Like any business, the watch business is fueled by a certain amount of codswallop, and hot air and bullshit are easier to bandy about when, in fact, you are offering the same thing as pretty much everybody else.

So without further delay, here are two myths in dire need of busting: 

Myth #1 - Hamilton is an authentic, down-home, old-timey American heritage brand.  A brand where humble artisans painstakingly made watches one by one, by hand.   Yeah, not so much...

Shamelessly borrowed from the world-wide info-web
Now here's the thing, while watches were more hand made "back in the day",  you better believe that the watch brands were looking for any and every possible modern technique that might help them crank out as many watches per day as possible.  Even before Swiss investment came in, and ultimately took Hamilton away from these shores, Hamilton was a mass produced product.  And for what it's worth, so was pretty much every US brand of note.

I personally don't have a problem one way or another with the watches Hamilton makes.  But don't try to sell me on this "American Heritage - Artisan" stuff.  You can put a rock in the oven, but that doesn't make it a biscuit ; )

Myth #2
A made in America, mechanical watch can be made, marketed and sold through retail outlets for just north of  $1,000 in any serious volume.
When just servicing your watch can cost upwards of $300 US, I find it highly unlikely that said watch was sourced, assembled, packaged and sold to the retailer for $500 or so (i.e. keystone).

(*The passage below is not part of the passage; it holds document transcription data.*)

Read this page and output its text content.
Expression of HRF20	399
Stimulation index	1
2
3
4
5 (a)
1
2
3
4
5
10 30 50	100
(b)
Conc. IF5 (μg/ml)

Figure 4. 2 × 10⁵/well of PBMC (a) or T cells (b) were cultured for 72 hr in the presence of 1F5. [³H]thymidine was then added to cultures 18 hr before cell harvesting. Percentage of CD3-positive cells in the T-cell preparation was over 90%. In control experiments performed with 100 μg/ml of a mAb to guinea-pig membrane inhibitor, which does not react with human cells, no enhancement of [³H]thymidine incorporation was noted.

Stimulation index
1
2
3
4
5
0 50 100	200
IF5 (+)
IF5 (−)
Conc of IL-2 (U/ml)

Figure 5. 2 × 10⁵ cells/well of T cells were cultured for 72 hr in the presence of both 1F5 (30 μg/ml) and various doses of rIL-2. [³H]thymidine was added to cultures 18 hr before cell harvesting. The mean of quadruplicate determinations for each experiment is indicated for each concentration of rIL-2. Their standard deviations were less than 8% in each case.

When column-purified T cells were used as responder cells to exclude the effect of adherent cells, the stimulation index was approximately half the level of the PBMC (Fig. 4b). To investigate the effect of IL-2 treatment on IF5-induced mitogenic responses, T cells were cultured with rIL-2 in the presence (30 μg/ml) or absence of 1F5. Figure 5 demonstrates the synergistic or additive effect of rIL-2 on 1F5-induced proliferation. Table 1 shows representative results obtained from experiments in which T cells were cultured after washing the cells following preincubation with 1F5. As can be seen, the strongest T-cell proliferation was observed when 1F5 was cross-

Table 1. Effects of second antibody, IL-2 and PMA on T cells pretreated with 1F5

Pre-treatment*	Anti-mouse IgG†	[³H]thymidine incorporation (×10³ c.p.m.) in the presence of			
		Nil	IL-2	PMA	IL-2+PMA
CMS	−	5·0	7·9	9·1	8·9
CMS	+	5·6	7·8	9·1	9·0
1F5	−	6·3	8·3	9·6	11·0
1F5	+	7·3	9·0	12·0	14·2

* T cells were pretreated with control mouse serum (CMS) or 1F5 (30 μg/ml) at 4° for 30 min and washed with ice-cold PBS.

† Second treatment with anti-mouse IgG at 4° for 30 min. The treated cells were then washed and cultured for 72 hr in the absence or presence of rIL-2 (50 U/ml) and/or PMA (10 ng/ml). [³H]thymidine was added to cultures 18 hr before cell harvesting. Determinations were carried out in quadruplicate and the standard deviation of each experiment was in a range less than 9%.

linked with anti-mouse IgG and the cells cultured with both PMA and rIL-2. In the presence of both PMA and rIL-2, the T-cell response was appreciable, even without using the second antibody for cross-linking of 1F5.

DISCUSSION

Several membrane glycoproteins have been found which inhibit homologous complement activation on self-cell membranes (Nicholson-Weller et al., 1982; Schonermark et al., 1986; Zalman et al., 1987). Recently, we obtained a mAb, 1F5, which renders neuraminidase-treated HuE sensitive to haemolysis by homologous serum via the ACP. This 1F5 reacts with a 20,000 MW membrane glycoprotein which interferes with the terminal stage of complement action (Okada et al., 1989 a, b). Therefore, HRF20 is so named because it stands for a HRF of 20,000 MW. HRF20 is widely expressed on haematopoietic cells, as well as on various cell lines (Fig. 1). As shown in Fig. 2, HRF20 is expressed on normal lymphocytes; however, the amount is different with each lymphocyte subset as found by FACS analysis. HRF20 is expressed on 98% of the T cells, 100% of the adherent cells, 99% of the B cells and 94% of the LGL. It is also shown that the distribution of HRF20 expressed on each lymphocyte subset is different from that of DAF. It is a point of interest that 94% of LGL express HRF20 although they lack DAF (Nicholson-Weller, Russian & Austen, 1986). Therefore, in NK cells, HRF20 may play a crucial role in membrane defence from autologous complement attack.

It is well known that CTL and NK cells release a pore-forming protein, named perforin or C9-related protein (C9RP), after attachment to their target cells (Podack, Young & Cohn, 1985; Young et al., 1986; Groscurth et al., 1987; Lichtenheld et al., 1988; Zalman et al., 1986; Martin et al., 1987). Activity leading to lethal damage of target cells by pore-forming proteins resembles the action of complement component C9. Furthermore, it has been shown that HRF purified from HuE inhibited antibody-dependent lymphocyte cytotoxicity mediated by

Constituent parts are going to come in around $100 or more (my bet is more).  Time and effort to put constituent parts together (correctly) so that said watch functions as advertised?  Let's factor in another $150 - $200 or so - this is presuming that the movement is being assembled (not fabricated, but assembled) in-house as advertised.  Again, we would presume that at the level of "craftsmanship" that some brands are claiming, this would come at some expense.  It's pretty basic economics.   Keep in mind, although they might amortize their work time through each sale, there is still the cost of owning, or renting a facility, tools, electricity, phone bills, marketing, warranty repair, shipping... I realize this might seem a bit nit-picky, but let's be realistic.  Now, it is also possible that some of these seemingly independent micro brands are being funded by investment.  And then, suddenly, some of that old-timey, bootstrapping success loses some of its luster.  That's the problem with origin myths, sometimes they're a bit too mythical.

So the next time some bushy-bearded Brooklynite tries to sell you on the authentic heritage of his favorite five month old brand, just remember that you can only take a grown-assed, thirty-something year old man so seriously when he's spilling out of his skinny jeans while rocking an Amish Outlaw.


  1. Myth #2: "Can" or "Can't" be made in America? The tone of the message seems to me to be "Can't". But just checking to be sure.

  2. Never mind. Brain fart. Read it wrong.